EsakkiSundar_Varatharajan · November 16, 2020, 11:58am

Hi,
I have an Indian accent and trying DeepSpeech pre-trained English model, V0.91. When I give my voice as “Hello Im testing DeepSpeech thank you very much”, to DeepSpeech, Im getting the output as “hoooooo”. Kindly suggest how to recognize my voice. Attaching the snippet of code i used. Thanks for your help and suggestion.

`import deepspeech
import wave
import numpy as np

model_file_path = r"C:\deepspeech\0.91\deepspeech-0.9.1-models.pbmm"
model = deepspeech.Model(model_file_path)
scorer_file_path = r"C:\deepspeech\0.91\deepspeech-0.9.1-models.scorer"
model.enableExternalScorer(scorer_file_path)

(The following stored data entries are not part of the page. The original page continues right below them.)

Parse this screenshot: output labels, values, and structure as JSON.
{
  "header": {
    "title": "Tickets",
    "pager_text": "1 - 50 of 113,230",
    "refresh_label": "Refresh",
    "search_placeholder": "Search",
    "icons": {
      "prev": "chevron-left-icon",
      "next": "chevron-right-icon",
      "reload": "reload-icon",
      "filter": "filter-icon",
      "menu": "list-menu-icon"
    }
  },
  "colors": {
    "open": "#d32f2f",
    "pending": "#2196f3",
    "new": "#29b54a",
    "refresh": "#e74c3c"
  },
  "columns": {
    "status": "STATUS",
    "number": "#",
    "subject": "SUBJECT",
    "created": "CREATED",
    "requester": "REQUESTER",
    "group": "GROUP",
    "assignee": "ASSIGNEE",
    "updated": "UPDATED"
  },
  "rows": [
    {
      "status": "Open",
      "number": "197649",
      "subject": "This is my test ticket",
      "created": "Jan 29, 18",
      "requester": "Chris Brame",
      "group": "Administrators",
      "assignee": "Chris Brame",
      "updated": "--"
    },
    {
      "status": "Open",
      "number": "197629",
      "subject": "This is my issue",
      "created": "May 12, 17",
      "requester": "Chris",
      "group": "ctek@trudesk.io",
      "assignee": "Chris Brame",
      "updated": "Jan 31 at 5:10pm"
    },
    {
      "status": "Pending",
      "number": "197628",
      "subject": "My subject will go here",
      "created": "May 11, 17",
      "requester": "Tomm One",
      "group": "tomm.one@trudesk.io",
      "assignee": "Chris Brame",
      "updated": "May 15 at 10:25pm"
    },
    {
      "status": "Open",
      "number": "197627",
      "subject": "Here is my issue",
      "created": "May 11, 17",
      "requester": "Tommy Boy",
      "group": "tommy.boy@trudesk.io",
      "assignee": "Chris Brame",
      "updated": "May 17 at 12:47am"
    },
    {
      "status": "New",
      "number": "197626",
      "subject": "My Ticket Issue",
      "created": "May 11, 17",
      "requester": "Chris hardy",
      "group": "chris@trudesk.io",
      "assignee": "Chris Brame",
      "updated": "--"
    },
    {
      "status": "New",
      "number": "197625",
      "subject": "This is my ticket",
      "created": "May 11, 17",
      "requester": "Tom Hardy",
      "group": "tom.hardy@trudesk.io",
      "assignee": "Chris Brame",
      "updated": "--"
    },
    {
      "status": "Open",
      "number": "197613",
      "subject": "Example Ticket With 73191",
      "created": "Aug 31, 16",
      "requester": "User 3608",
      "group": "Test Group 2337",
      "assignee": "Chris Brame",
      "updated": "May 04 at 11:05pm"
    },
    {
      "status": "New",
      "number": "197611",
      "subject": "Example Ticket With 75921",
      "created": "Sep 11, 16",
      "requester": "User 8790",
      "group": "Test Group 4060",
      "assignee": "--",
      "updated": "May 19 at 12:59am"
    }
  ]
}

recordingfile = r"C:\testingdeepspeech.wav"
w = wave.open(recordingfile, ‘r’)
rate = w.getframerate()
frames = w.getnframes()
buffer = w.readframes(frames)
print(rate)
print(model.sampleRate())
type(buffer)
data16 = np.frombuffer(buffer, dtype=np.int16)
type(data16)
text = model.stt(data16)
print(text)`

othiele · November 16, 2020, 12:37pm

Please format stuff.

Standard DeepSpeech is not good with accents and fast language, try slowly and clearly. And as suggested try to fine tune/transfer with Indian accent material.

lissyx · November 16, 2020, 12:53pm

kindly read the release notes and understand that the model is trained against american accent because we don’t have enough of other accents data/

EsakkiSundar_Varatharajan · November 16, 2020, 1:53pm

Thanks. I have GPU enabled Laptop running Windows 10. I read the prerequisite as either Linux/Mac.

Couple of questions

Can I use VirtualBox to load Linux and train the model as advised in https://deepspeech.readthedocs.io/en/v0.9.1/TRAINING.html
Once the model is trained with Indian accent, can it be used on Windows machine?

lissyx · November 16, 2020, 1:55pm

The model is indenpendant from the library.

No idea.

EsakkiSundar_Varatharajan · November 16, 2020, 3:51pm

Couple of questions,

Why can’t Windows OS be used to train the model? (Doc says only Linux/Mac)
Does the pre-built English version trained based on the English dataset available at https://commonvoice.mozilla.org/en/datasets? If yes, around 61,528 people had given their voice. The below distribution shows 5% of Indian’s gave their voice, which counts to 3076. When you say the model has to be trained with more Indian accent, how many more people should be used to give their voices to accurately predict Indian English Accent?

Accent
23% - United States English
8% - England English
5% - India and South Asia (India, Pakistan, Sri Lanka)
4% - Australian English
3% - Canadian English
2% - Scottish English
1% - Irish English
1% - Southern African (South Africa, Zimbabwe, Namibia)
1% - New Zealand English

lissyx · November 16, 2020, 4:19pm

As said plenty of times: we don’t use windows, and nobody cared enough to verify training pipeline on windows, send patches to fix and add CI.

I’ve told you several time to go and read the releases notes. I’m not here to do your own homework, especially when i’m on a day off.

EsakkiSundar_Varatharajan · November 16, 2020, 4:22pm

Lissyx, Sincere thanks for your prompt reply. Highly appreciate your effort and help.